Let’s circumscribe the discussion and think of poverty as the end-effect of other underlying social phenomena such as exclusion: integration can only be achieved with the active engagement of individual at risk of exclusion. So not only the right to and principle of equality are at play here, but also moral duties.

Policy actions must be undertaken that allow for a personalized integration process (Levinas’ face of the Other), while requiring commitments from the subject being exposed to the risk of exclusion, be it because of drug-addiction, alcoholism, unemployment, truancy, health problems, and the like. Inclusion involves costs that must be shared by the recipient.

Speaking of duties in welfare policy may seem a paradoxical development in an age where international law increasingly acknowledges fundamental rights for all individuals on the planet: but is the formal enlargement of fundamental rights enough to solve the problem of exclusion? The answer is implicit: no, unless solidarity actualizes that fundamental right.

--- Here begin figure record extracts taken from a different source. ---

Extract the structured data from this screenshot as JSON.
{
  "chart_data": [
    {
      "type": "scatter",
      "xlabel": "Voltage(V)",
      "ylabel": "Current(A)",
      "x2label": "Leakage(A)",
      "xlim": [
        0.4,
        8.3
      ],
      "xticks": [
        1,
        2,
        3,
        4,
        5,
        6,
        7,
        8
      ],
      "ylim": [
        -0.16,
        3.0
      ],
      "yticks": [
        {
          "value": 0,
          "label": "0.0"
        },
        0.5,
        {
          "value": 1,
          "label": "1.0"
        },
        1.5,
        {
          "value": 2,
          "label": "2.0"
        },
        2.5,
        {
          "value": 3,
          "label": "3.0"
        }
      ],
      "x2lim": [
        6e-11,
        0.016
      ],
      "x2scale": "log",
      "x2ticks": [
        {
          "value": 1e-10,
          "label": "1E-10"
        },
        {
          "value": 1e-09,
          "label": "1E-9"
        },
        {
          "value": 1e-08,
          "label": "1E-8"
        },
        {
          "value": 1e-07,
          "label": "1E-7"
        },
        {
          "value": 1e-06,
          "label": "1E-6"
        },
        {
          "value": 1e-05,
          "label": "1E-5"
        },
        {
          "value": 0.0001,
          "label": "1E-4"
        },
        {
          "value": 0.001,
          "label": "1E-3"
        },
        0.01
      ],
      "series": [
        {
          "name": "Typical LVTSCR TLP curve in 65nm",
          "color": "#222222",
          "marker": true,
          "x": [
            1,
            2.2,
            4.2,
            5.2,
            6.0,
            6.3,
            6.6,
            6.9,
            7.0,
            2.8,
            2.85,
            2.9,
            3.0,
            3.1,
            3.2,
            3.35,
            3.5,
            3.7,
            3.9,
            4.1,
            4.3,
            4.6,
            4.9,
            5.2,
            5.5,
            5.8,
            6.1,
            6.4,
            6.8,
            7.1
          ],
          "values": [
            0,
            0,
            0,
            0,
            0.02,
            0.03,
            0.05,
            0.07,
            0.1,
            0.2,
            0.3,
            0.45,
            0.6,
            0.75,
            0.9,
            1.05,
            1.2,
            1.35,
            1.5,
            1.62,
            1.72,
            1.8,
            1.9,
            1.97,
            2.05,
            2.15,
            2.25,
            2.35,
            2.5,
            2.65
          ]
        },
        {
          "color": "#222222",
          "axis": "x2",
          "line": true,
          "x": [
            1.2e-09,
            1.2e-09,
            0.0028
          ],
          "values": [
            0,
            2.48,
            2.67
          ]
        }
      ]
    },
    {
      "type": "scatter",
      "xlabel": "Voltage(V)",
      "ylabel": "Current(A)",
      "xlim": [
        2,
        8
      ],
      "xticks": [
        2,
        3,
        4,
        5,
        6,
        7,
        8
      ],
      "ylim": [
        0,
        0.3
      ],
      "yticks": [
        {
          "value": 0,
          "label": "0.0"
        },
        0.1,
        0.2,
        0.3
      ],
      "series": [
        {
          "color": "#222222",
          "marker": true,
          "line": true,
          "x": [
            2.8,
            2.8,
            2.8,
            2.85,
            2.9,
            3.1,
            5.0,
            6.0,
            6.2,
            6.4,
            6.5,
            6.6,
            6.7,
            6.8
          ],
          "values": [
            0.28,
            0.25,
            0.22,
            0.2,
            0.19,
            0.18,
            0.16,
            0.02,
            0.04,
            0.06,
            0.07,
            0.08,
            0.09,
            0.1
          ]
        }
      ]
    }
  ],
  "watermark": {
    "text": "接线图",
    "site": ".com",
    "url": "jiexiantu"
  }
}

And this line of reasoning can be extended beyond poverty, to citizenship and the various ways of integrating individuals in a political community. Public powers must manage integration processes and especially be wary of the possibility of isolating rather than integrating. Effective social policies are based on commitments undertaken by individuals aspiring to be included and integrated, who thus must cooperate and share the costs according their conditions and possibilities, because solidarity is a two-way duty, not a unilateral right.